Anyway, I am back on top today, feeling more in control. There are a few things I realized last night. One, if I have any ounce of fear of OCD coming back, it's going to find a way back in. For all the progress I have made, I'm still afraid of OCD. I have been through the torturous times when I couldn't even get out of bed, and thought that death would be better than obsessing all the time about something so horrible. At least I wouldn't be obsessing! I always have a fear of it coming back, and that was driving a lot of my anxiety yesterday.... what if I became obsessed with this, what if I don't get over it, what if this is worse than last time, etc. My fear with OCD is always that it will force me to do something I don't really want to do, i.e. lose control.

I have to stop being afraid of OCD. I haven't ever acted on anything OCD has told me to do, so why would it be any different now? As always, *I* am in control of my choices.

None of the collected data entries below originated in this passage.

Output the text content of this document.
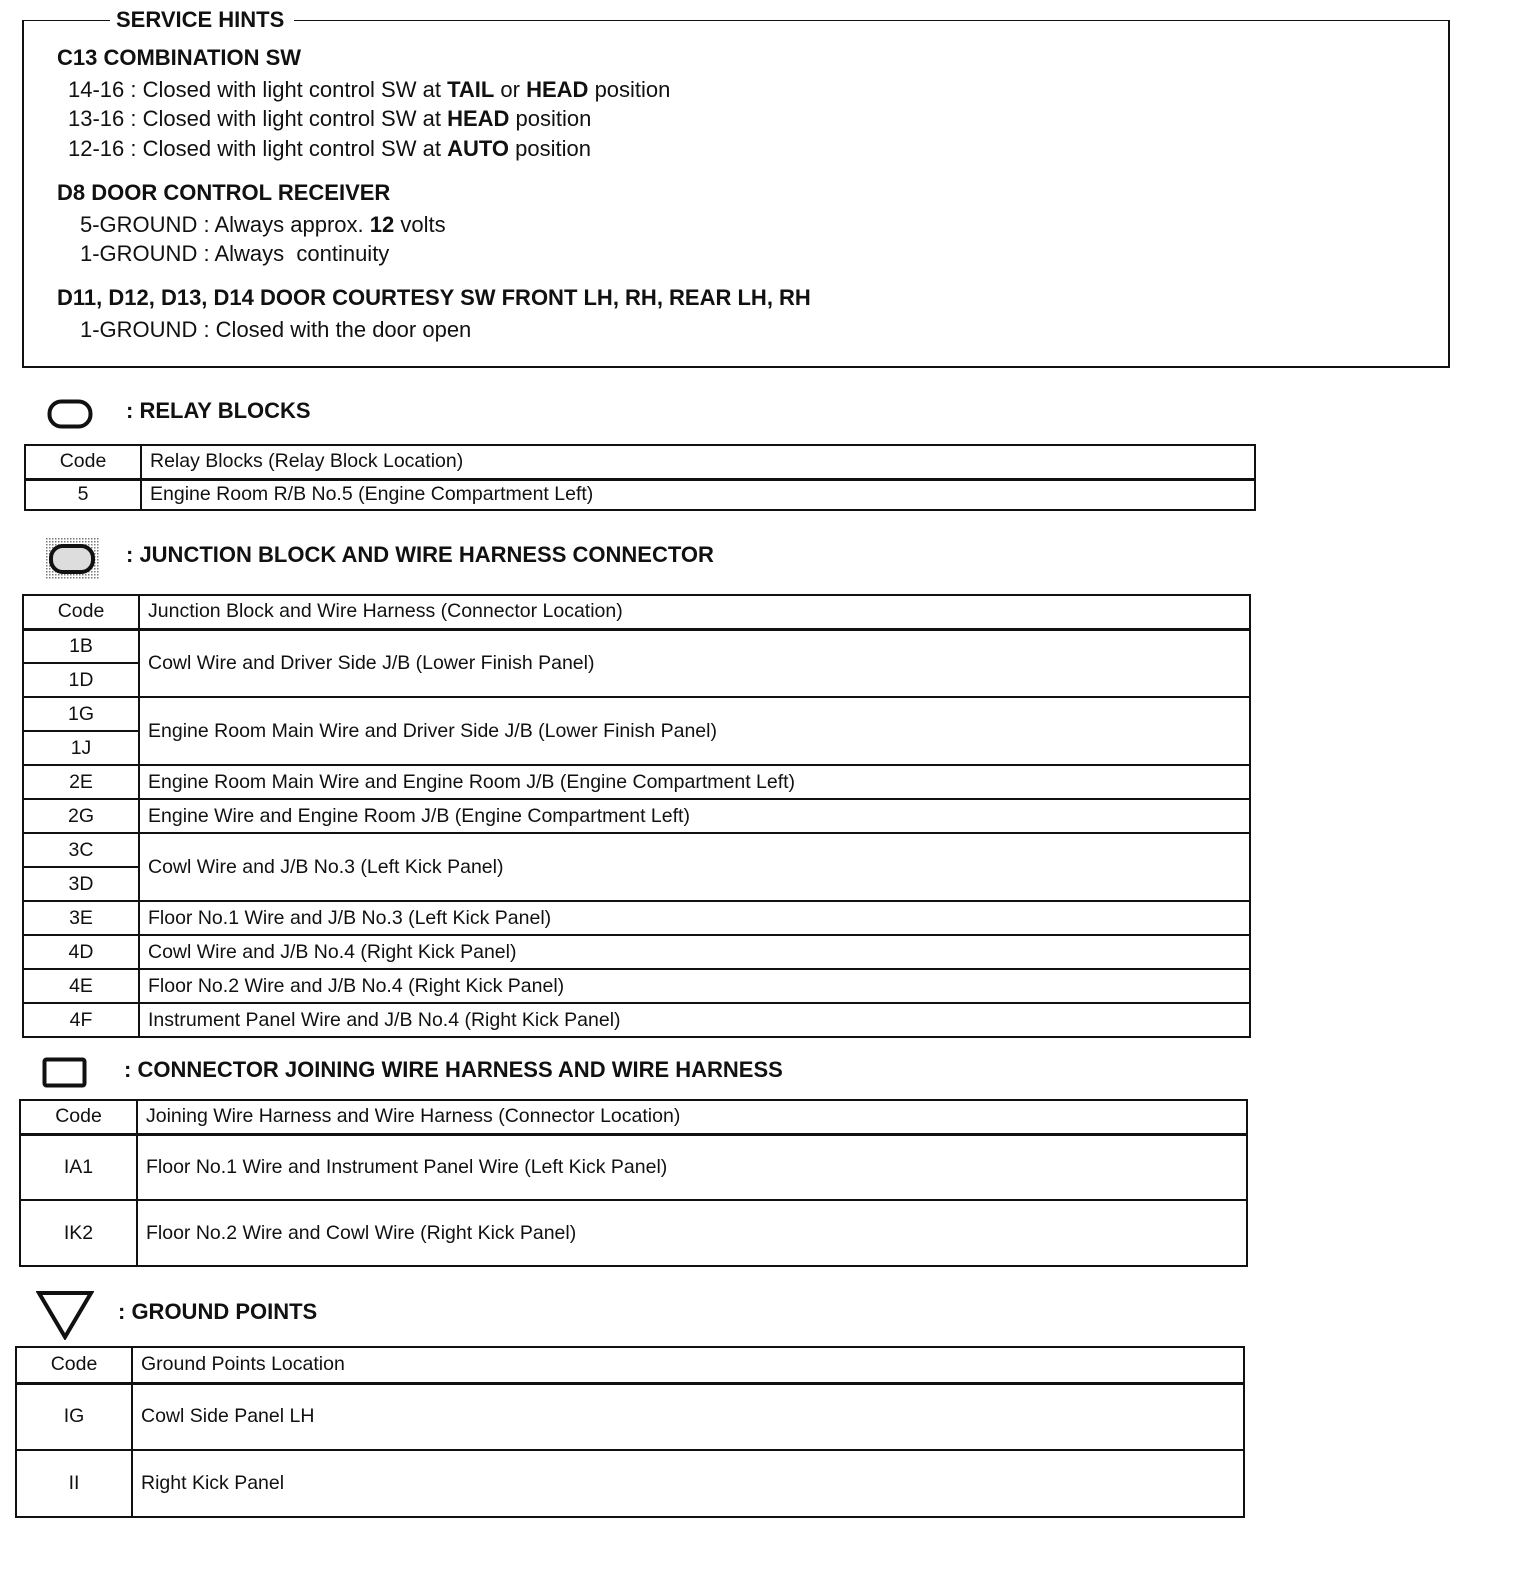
SERVICE HINTS
C13 COMBINATION SW
14-16 : Closed with light control SW at TAIL or HEAD position
13-16 : Closed with light control SW at HEAD position
12-16 : Closed with light control SW at AUTO position
D8 DOOR CONTROL RECEIVER
5-GROUND : Always approx. 12 volts
1-GROUND : Always  continuity
D11, D12, D13, D14 DOOR COURTESY SW FRONT LH, RH, REAR LH, RH
1-GROUND : Closed with the door open
: RELAY BLOCKS
Code	Relay Blocks (Relay Block Location)
5	Engine Room R/B No.5 (Engine Compartment Left)
: JUNCTION BLOCK AND WIRE HARNESS CONNECTOR
Code	Junction Block and Wire Harness (Connector Location)
1B	Cowl Wire and Driver Side J/B (Lower Finish Panel)
1D	
1G	Engine Room Main Wire and Driver Side J/B (Lower Finish Panel)
1J	
2E	Engine Room Main Wire and Engine Room J/B (Engine Compartment Left)
2G	Engine Wire and Engine Room J/B (Engine Compartment Left)
3C	Cowl Wire and J/B No.3 (Left Kick Panel)
3D	
3E	Floor No.1 Wire and J/B No.3 (Left Kick Panel)
4D	Cowl Wire and J/B No.4 (Right Kick Panel)
4E	Floor No.2 Wire and J/B No.4 (Right Kick Panel)
4F	Instrument Panel Wire and J/B No.4 (Right Kick Panel)
: CONNECTOR JOINING WIRE HARNESS AND WIRE HARNESS
Code	Joining Wire Harness and Wire Harness (Connector Location)
IA1	Floor No.1 Wire and Instrument Panel Wire (Left Kick Panel)
IK2	Floor No.2 Wire and Cowl Wire (Right Kick Panel)
: GROUND POINTS
Code	Ground Points Location
IG	Cowl Side Panel LH
II	Right Kick Panel
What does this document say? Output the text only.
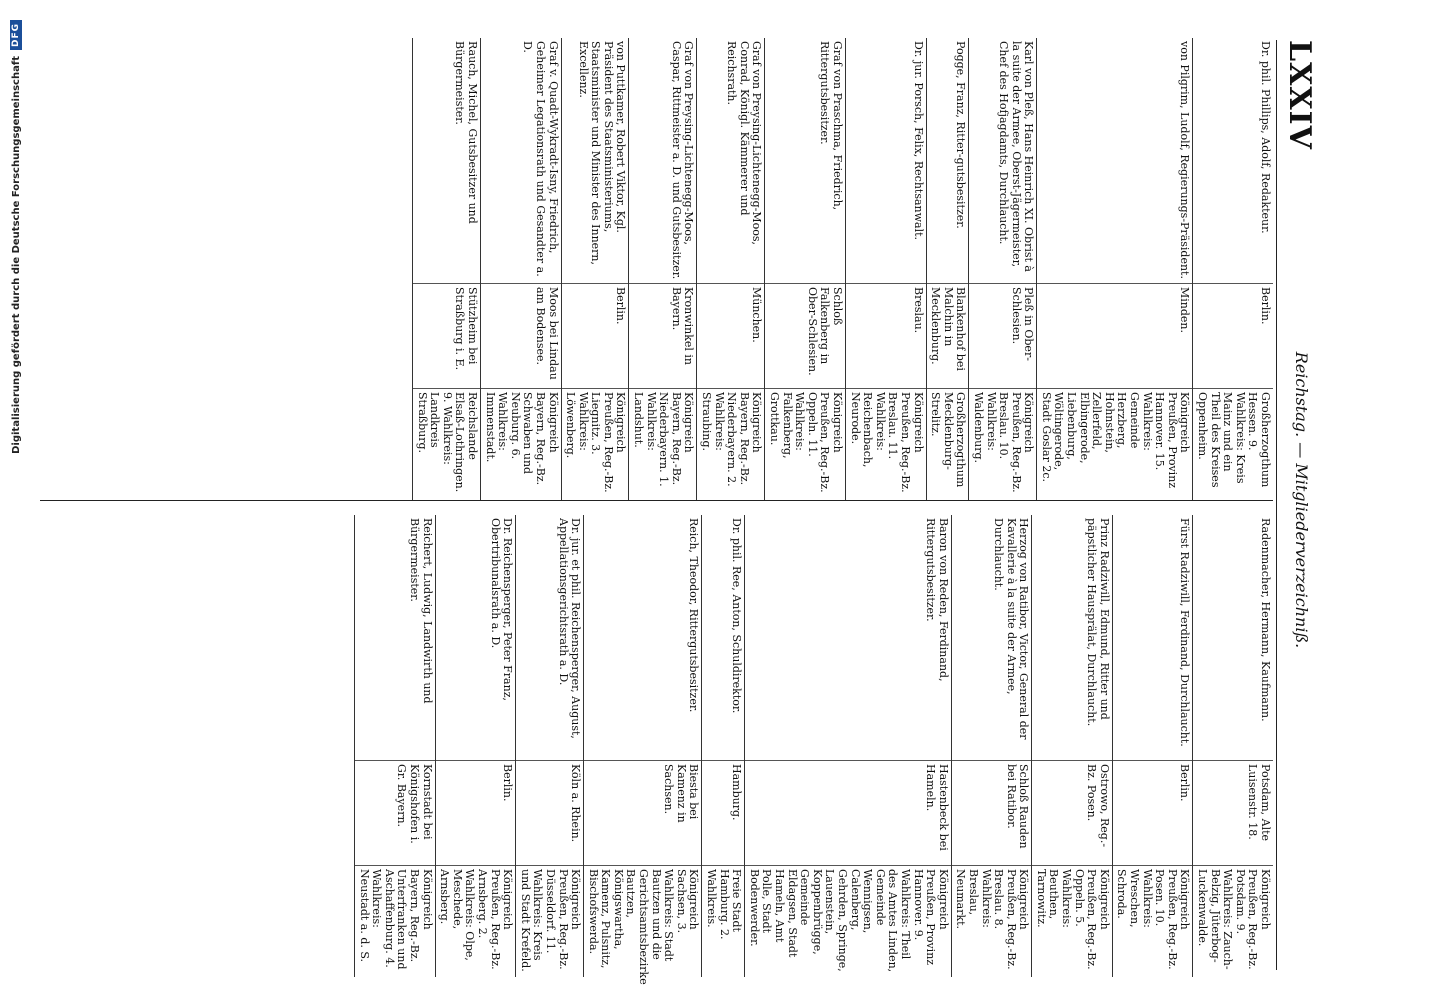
LXXIV
Reichstag. — Mitgliederverzeichniß.
Dr. phil. Phillips, Adolf, Redakteur.
Berlin.
Großherzogthum Hessen. 9. Wahlkreis: Kreis Mainz und ein Theil des Kreises Oppenheim.
von Pilgrim, Ludolf, Regierungs-Präsident.
Minden.
Königreich Preußen, Provinz Hannover. 15. Wahlkreis: Gemeinde Herzberg, Hohnstein, Zellerfeld, Elbingerode, Liebenburg, Wöltingerode, Stadt Goslar 2c.
Karl von Pleß, Hans Heinrich XI. Obrist à la suite der Armee, Oberst-Jägermeister, Chef des Hofjagdamts, Durchlaucht.
Pleß in Ober-Schlesien.
Königreich Preußen, Reg.-Bz. Breslau. 10. Wahlkreis: Waldenburg.
Pogge, Franz, Ritter-gutsbesitzer.
Blankenhof bei Malchin in Mecklenburg.
Großherzogthum Mecklenburg-Strelitz.
Dr. jur. Porsch, Felix, Rechtsanwalt.
Breslau.
Königreich Preußen, Reg.-Bz. Breslau. 11. Wahlkreis: Reichenbach, Neurode.
Graf von Praschma, Friedrich, Rittergutsbesitzer.
Schloß Falkenberg in Ober-Schlesien.
Königreich Preußen, Reg.-Bz. Oppeln. 11. Wahlkreis: Falkenberg, Grottkau.
Graf von Preysing-Lichtenegg-Moos, Conrad, Königl. Kämmerer und Reichsrath.
München.
Königreich Bayern, Reg.-Bz. Niederbayern. 2. Wahlkreis: Straubing.
Graf von Preysing-Lichtenegg-Moos, Caspar, Rittmeister a. D. und Gutsbesitzer.
Kronwinkel in Bayern.
Königreich Bayern, Reg.-Bz. Niederbayern. 1. Wahlkreis: Landshut.
von Puttkamer, Robert Viktor, Kgl. Präsident des Staatsministeriums, Staatsminister und Minister des Innern, Excellenz.
Berlin.
Königreich Preußen, Reg.-Bz. Liegnitz. 3. Wahlkreis: Löwenberg.
Graf v. Quadt-Wykradt-Isny, Friedrich, Geheimer Legationsrath und Gesandter a. D.
Moos bei Lindau am Bodensee.
Königreich Bayern, Reg.-Bz. Schwaben und Neuburg. 6. Wahlkreis: Immenstadt.
Rauch, Michel, Gutsbesitzer und Bürgermeister.
Stützheim bei Straßburg i. E.
Reichslande Elsaß-Lothringen. 9. Wahlkreis: Landkreis Straßburg.
Radenmacher, Hermann, Kaufmann.
Potsdam, Alte Luisenstr. 18.
Königreich Preußen, Reg.-Bz. Potsdam. 9. Wahlkreis: Zauch-Belzig, Jüterbog-Luckenwalde.
Fürst Radziwill, Ferdinand, Durchlaucht.
Berlin.
Königreich Preußen, Reg.-Bz. Posen. 10. Wahlkreis: Wreschen, Schroda.
Prinz Radziwill, Edmund, Ritter und päpstlicher Hausprälat, Durchlaucht.
Ostrowo, Reg.-Bz. Posen.
Königreich Preußen, Reg.-Bz. Oppeln. 5. Wahlkreis: Beuthen, Tarnowitz.
Herzog von Ratibor, Victor, General der Kavallerie à la suite der Armee, Durchlaucht.
Schloß Rauden bei Ratibor.
Königreich Preußen, Reg.-Bz. Breslau. 8. Wahlkreis: Breslau, Neumarkt.
Baron von Reden, Ferdinand, Rittergutsbesitzer.
Hastenbeck bei Hameln.
Königreich Preußen, Provinz Hannover. 9. Wahlkreis: Theil des Amtes Linden, Gemeinde Wennigsen, Calenberg, Gehrden, Springe, Lauenstein, Koppenbrügge, Gemeinde Eldagsen, Stadt Hameln, Amt Polle, Stadt Bodenwerder.
Dr. phil. Ree, Anton, Schuldirektor.
Hamburg.
Freie Stadt Hamburg. 2. Wahlkreis.
Reich, Theodor, Rittergutsbesitzer.
Biesta bei Kamenz in Sachsen.
Königreich Sachsen, 3. Wahlkreis: Stadt Bautzen und die Gerichtsamtsbezirke Bautzen, Königswartha, Kamenz, Pulsnitz, Bischofswerda.
Dr. jur. et phil. Reichensperger, August, Appellationsgerichtsrath a. D.
Köln a. Rhein.
Königreich Preußen, Reg.-Bz. Düsseldorf. 11. Wahlkreis: Kreis und Stadt Krefeld.
Dr. Reichensperger, Peter Franz, Obertribunalsrath a. D.
Berlin.
Königreich Preußen, Reg.-Bz. Arnsberg. 2. Wahlkreis: Olpe, Meschede, Arnsberg.
Reichert, Ludwig, Landwirth und Bürgermeister.
Kornstadt bei Königshofen i. Gr. Bayern.
Königreich Bayern, Reg.-Bz. Unterfranken und Aschaffenburg. 4. Wahlkreis: Neustadt a. d. S.
Digitalisierung gefördert durch die Deutsche Forschungsgemeinschaft
DFG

Secondly, I still have a lot of work to do in the scruplosity/hyper-responsibility area. I have always considered this my "secondary OCD" but I'm realizing that it might be on the same par as my "primary obsessions." I feel as this though describes me to a T:

Those with Responsibility OCD are fighting the "double-barreled" threat of anxiety and guilt. For the purposes of this discussion, guilt is itself defined as a two-part thought process: 1) "I did something I shouldn't have done" or which "I should have known better than to do," and 2) "The fact that I did this makes me a 'bad' person."

I think that setbacks provide the greatest opportunity for growth sometimes. Every time I have a setback I learn a little bit more!